The Surprising Connection Between Positive Biases and Reinforcement Learning

Published on June 10, 2022

When it comes to learning and making decisions, humans don’t always play fair. We have this tendency to be biased towards positive outcomes and information that confirms what we already believe. It turns out that these biases are not just limited to ‘high-level’ belief updates, as previously thought. Recent evidence suggests that the same biases can be observed in reinforcement learning tasks. In other words, the way our brains process and update beliefs and values shares some common computational principles with how we learn through positive reinforcement. These findings challenge our understanding of bias in decision-making and highlight the need for further research to unravel the complex relationship between emotions, cognition, and learning. If you’re intrigued by these fascinating connections, dive into the research to explore the computational roots of positivity and confirmation biases in reinforcement learning.

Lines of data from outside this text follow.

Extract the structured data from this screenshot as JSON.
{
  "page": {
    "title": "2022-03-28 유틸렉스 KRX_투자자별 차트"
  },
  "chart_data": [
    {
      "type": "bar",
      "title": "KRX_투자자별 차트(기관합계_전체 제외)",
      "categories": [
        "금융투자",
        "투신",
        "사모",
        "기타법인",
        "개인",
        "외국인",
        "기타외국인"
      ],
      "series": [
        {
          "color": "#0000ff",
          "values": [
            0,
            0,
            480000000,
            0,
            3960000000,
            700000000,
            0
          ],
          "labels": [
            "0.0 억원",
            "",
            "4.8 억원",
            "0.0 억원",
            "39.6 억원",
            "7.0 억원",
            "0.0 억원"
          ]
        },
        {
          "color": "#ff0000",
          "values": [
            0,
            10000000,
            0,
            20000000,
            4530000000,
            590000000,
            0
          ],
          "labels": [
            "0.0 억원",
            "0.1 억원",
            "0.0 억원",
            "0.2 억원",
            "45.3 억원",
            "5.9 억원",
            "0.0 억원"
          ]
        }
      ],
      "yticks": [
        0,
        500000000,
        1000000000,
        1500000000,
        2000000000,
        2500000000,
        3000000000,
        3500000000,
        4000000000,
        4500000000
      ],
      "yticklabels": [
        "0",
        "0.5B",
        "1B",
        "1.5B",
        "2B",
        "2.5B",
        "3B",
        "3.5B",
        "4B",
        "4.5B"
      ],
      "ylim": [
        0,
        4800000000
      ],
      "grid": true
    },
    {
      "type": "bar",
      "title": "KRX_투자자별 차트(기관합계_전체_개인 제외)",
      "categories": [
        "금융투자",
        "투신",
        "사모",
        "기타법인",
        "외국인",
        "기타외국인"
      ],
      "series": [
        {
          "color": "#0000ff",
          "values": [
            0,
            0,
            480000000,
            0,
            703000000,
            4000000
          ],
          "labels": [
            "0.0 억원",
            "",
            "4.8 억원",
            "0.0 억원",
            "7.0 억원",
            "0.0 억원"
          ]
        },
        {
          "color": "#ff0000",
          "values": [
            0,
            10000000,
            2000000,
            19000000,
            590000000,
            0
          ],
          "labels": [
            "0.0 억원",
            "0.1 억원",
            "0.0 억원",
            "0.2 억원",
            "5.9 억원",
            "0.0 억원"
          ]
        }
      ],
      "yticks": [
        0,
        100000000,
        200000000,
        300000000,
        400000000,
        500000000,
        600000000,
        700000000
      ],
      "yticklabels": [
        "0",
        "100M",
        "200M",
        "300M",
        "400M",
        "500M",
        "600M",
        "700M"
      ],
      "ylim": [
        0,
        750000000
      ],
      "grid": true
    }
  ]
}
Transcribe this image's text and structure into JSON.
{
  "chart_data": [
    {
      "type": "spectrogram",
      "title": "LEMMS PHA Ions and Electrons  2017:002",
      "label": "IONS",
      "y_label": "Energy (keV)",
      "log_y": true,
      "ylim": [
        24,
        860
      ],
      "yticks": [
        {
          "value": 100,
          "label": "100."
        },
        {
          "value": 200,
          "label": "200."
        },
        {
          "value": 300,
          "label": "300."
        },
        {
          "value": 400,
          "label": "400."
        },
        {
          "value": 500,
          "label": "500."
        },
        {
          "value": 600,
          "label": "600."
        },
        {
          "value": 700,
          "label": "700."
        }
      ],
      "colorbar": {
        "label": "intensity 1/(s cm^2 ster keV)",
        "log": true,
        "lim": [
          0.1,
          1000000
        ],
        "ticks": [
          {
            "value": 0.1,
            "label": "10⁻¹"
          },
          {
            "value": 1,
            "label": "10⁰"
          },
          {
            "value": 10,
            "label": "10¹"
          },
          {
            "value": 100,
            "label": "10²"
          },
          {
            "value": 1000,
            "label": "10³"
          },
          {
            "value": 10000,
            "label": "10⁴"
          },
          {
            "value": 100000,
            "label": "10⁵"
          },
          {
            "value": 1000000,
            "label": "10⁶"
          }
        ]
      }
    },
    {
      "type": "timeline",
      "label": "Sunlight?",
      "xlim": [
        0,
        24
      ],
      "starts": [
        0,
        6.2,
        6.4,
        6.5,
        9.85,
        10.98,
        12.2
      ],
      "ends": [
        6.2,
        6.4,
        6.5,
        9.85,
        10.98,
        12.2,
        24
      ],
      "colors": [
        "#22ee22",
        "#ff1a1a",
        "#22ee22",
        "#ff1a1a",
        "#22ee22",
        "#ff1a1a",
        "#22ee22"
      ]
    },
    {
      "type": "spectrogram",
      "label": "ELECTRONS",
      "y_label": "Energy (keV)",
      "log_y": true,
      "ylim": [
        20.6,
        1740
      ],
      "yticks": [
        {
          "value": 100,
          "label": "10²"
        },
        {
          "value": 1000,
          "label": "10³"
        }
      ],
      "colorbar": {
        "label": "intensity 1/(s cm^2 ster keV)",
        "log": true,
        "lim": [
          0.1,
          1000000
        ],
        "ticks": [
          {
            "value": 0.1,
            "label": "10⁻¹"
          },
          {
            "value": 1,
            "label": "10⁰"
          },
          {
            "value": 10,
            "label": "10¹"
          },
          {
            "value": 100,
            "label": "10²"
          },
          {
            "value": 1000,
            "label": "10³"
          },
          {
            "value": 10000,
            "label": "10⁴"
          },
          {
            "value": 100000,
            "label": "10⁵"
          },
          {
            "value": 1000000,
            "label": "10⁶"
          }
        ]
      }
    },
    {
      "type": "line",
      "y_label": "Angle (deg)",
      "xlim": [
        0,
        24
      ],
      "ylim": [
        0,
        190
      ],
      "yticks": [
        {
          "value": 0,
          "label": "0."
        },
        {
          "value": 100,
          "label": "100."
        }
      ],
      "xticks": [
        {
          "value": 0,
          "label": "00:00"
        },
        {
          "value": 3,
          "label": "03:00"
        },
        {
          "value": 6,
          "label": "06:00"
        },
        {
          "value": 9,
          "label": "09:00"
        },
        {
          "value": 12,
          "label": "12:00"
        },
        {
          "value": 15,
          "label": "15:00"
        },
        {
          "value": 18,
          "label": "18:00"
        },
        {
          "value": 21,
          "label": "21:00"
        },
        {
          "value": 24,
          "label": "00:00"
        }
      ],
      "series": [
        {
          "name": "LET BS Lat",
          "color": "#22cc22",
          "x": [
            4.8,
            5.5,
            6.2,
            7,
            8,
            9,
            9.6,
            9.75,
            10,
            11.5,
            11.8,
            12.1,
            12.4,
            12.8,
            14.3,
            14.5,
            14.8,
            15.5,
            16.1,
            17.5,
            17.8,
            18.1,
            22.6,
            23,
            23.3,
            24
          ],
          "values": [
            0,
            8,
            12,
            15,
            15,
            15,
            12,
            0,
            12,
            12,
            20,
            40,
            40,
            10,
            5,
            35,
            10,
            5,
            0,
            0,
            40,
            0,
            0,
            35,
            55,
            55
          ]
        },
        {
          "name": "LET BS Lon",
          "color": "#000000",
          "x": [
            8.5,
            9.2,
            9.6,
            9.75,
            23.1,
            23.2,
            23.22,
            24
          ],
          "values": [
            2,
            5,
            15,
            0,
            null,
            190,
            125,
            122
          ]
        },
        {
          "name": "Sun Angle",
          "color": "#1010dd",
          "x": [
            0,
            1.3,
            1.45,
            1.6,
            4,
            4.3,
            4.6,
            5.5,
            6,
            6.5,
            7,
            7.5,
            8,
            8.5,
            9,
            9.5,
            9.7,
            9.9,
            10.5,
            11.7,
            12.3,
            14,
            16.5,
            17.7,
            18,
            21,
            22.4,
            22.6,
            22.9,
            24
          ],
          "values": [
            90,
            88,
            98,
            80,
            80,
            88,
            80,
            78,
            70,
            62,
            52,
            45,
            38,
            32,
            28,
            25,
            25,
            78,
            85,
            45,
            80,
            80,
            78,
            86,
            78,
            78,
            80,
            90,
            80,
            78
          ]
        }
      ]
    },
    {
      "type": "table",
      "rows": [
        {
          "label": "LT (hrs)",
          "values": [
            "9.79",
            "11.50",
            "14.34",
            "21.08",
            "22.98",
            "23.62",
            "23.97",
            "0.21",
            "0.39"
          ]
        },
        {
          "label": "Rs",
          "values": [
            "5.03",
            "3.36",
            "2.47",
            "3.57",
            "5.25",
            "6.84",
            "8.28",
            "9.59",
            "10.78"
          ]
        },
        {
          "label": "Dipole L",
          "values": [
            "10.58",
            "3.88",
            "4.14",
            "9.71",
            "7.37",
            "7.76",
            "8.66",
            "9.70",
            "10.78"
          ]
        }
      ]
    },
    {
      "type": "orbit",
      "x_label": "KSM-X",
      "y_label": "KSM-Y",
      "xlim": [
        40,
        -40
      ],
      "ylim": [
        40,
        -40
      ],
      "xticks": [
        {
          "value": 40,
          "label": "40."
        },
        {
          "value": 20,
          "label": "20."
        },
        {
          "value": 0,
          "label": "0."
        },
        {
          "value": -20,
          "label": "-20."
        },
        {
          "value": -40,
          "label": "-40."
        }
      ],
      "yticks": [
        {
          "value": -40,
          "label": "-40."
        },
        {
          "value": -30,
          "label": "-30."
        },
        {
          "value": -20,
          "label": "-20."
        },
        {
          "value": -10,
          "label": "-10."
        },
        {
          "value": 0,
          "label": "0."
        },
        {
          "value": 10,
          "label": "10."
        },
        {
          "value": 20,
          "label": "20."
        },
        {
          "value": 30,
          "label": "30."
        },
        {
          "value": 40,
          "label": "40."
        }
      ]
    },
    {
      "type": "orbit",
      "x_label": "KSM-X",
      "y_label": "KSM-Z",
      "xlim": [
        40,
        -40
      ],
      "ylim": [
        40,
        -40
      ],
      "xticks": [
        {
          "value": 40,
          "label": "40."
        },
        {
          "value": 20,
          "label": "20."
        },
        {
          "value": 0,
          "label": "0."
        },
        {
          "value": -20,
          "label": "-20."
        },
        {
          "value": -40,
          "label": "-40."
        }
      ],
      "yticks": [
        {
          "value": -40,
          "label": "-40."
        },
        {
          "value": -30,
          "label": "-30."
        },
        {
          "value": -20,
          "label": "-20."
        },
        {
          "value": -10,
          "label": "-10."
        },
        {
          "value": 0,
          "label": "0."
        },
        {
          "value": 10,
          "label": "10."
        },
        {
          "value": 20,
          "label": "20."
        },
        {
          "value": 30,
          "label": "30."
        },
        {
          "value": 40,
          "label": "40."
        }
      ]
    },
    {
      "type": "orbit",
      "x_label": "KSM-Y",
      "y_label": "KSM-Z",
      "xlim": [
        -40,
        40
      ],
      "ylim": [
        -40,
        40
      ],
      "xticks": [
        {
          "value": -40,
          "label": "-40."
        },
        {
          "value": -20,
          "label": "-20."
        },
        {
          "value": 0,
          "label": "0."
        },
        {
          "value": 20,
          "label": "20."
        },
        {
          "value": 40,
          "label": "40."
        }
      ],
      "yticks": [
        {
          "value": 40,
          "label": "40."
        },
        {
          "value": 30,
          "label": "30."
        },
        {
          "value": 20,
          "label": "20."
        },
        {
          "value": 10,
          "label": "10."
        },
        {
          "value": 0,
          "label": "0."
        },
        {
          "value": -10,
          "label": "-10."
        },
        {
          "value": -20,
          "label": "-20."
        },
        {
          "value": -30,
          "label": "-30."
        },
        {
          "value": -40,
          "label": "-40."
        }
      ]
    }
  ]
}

Humans do not integrate new information objectively: outcomes carrying a positive affective value and evidence confirming one’s own prior belief are overweighed. Until recently, theoretical and empirical accounts of the positivity and confirmation biases assumed them to be specific to ‘high-level’ belief updates. We present evidence against this account. Learning rates in reinforcement learning (RL) tasks, estimated across different contexts and species, generally present the same characteristic asymmetry, suggesting that belief and value updating processes share key computational principles and distortions.